There’s an important article on multiculturalism by Amartya Sen in the latest New Republic, which looks in particular at the British experience. He’s fairly complimentary about the advances we’ve made over the last 50 years or so:
Britain, to which I first came as a student in 1953, has been particularly impressive in making room for different cultures. The distance traveled has been in many ways quite extraordinary. I recollect (with some fondness, I must admit) how worried my first landlady in Cambridge was about the possibility that my skin color might come off in the bath (I had to assure her that my hue was agreeably sturdy and durable), and also the care with which she explained to me that writing was a special invention of Western civilization (“The Bible did it”). For someone who has lived–intermittently but for long periods–through the powerful evolution of British cultural diversity, the contrast between Britain today and Britain half a century ago is just amazing.
But there’s no doubt about where he sees the danger:
[M]ust a person’s relation to Britain be mediated through the culture of the family in which he or she was born? A person may decide to seek closeness with more than one of these pre-defined cultures or, just as plausibly, with none. Also, a person may well decide that her ethnic or cultural identity is less important to her than, say, her political convictions, or her professional commitments, or her literary persuasions. It is a choice for her to make, no matter what her place is in the strangely imagined “federation of cultures.”
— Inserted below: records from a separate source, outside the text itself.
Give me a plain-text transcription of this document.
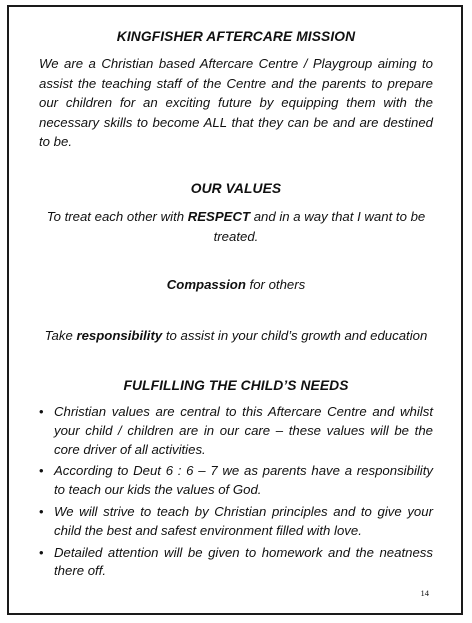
KINGFISHER AFTERCARE MISSION

We are a Christian based Aftercare Centre / Playgroup aiming to assist the teaching staff of the Centre and the parents to prepare our children for an exciting future by equipping them with the necessary skills to become ALL that they can be and are destined to be.

OUR VALUES

To treat each other with RESPECT and in a way that I want to be treated.

Compassion for others

Take responsibility to assist in your child’s growth and education

FULFILLING THE CHILD’S NEEDS
• Christian values are central to this Aftercare Centre and whilst your child / children are in our care – these values will be the core driver of all activities.
• According to Deut 6 : 6 – 7 we as parents have a responsibility to teach our kids the values of God.
• We will strive to teach by Christian principles and to give your child the best and safest environment filled with love.
• Detailed attention will be given to homework and the neatness there off.
14
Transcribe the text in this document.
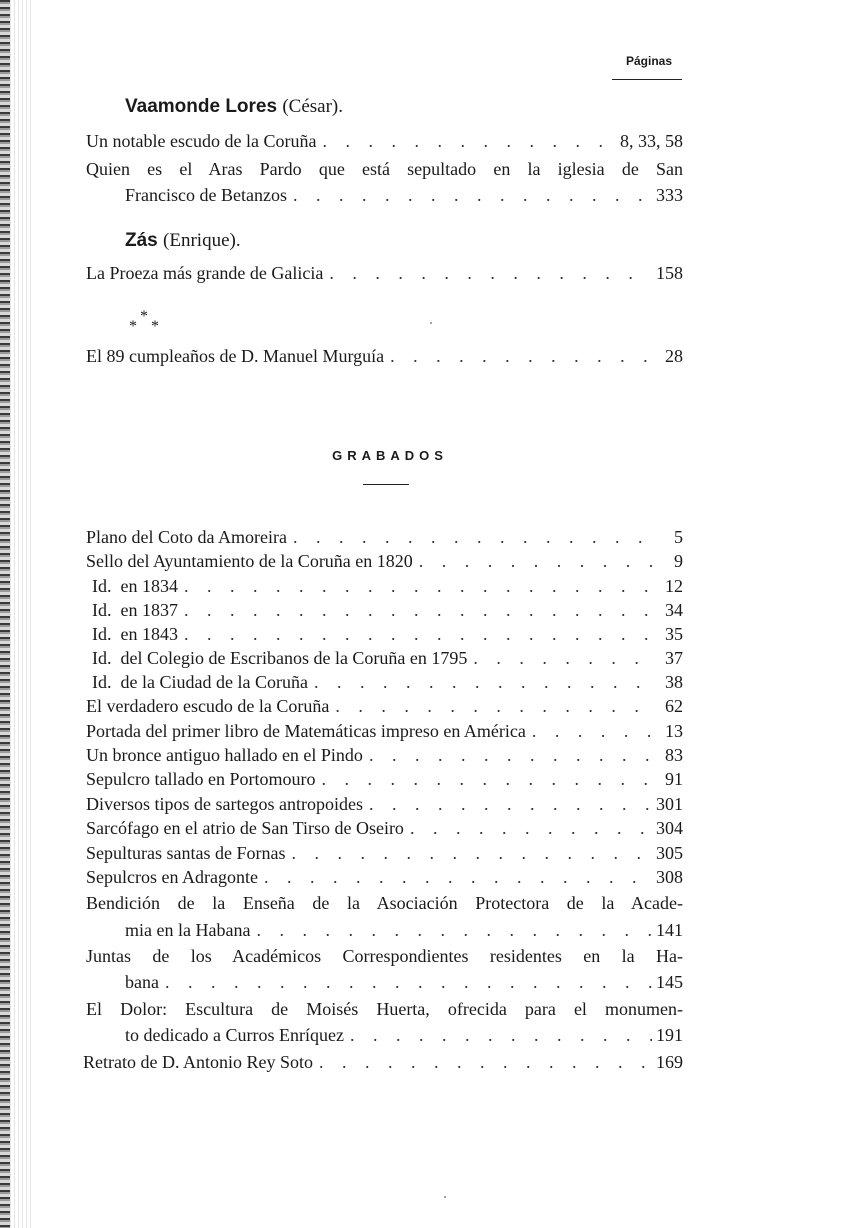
Páginas
Vaamonde Lores (César).
Un notable escudo de la Coruña . . .	8, 33, 58
Quien es el Aras Pardo que está sepultado en la iglesia de San
Francisco de Betanzos . . .	333
Zás (Enrique).
La Proeza más grande de Galicia . . .	158
*
* *
El 89 cumpleaños de D. Manuel Murguía . . .	28
GRABADOS
Plano del Coto da Amoreira . . .	5
Sello del Ayuntamiento de la Coruña en 1820 . . .	9
Id.  en 1834 . . .	12
Id.  en 1837 . . .	34
Id.  en 1843 . . .	35
Id.  del Colegio de Escribanos de la Coruña en 1795 . . .	37
Id.  de la Ciudad de la Coruña . . .	38
El verdadero escudo de la Coruña . . .	62
Portada del primer libro de Matemáticas impreso en América . . .	13
Un bronce antiguo hallado en el Pindo . . .	83
Sepulcro tallado en Portomouro . . .	91
Diversos tipos de sartegos antropoides . . .	301
Sarcófago en el atrio de San Tirso de Oseiro . . .	304
Sepulturas santas de Fornas . . .	305
Sepulcros en Adragonte . . .	308
Bendición de la Enseña de la Asociación Protectora de la Acade-
mia en la Habana . . .	141
Juntas de los Académicos Correspondientes residentes en la Ha-
bana . . .	145
El Dolor: Escultura de Moisés Huerta, ofrecida para el monumen-
to dedicado a Curros Enríquez . . .	191
Retrato de D. Antonio Rey Soto . . .	169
There would be serious problems with the moral and social claims of multiculturalism if it were taken to insist that a person’s identity must be defined by his or her community or religion, overlooking all the other affiliations a person has, and giving automatic priority to inherited religion or tradition over reflection and choice. And yet that approach to multiculturalism has assumed a pre-eminent role in some of the official British policies in recent years.
The state policy of actively promoting new “faith schools,” freshly devised for Muslim, Hindu, and Sikh children (in addition to pre-existing Christian schools), illustrates this approach, and not only is it educationally problematic, it also encourages a fragmentary perception of the demands of living in a desegregated Britain. Many of these new educational institutions are coming up precisely at a time when religious prioritization has been a major source of violence in the world (adding to the history of such violence in Britain itself, including Catholic-Protestant divisions in Northern Ireland–themselves not unconnected with segmented schooling). Prime Minister Tony Blair is certainly right to note that “there is a very strong sense of ethos and values in those schools.” But education is not just about getting children, even very young ones, immersed in an old inherited ethos. It is also about helping children to develop the ability to reason about new decisions any grown-up person will have to take. The important goal is not some formulaic parity in relation to old Brits with their old-faith schools, but what would best enhance the capability of the children to live “examined lives” as they grow up in an integrated country.
Having done so well, comparatively speaking, we’re in danger now of making some serious misjudgements.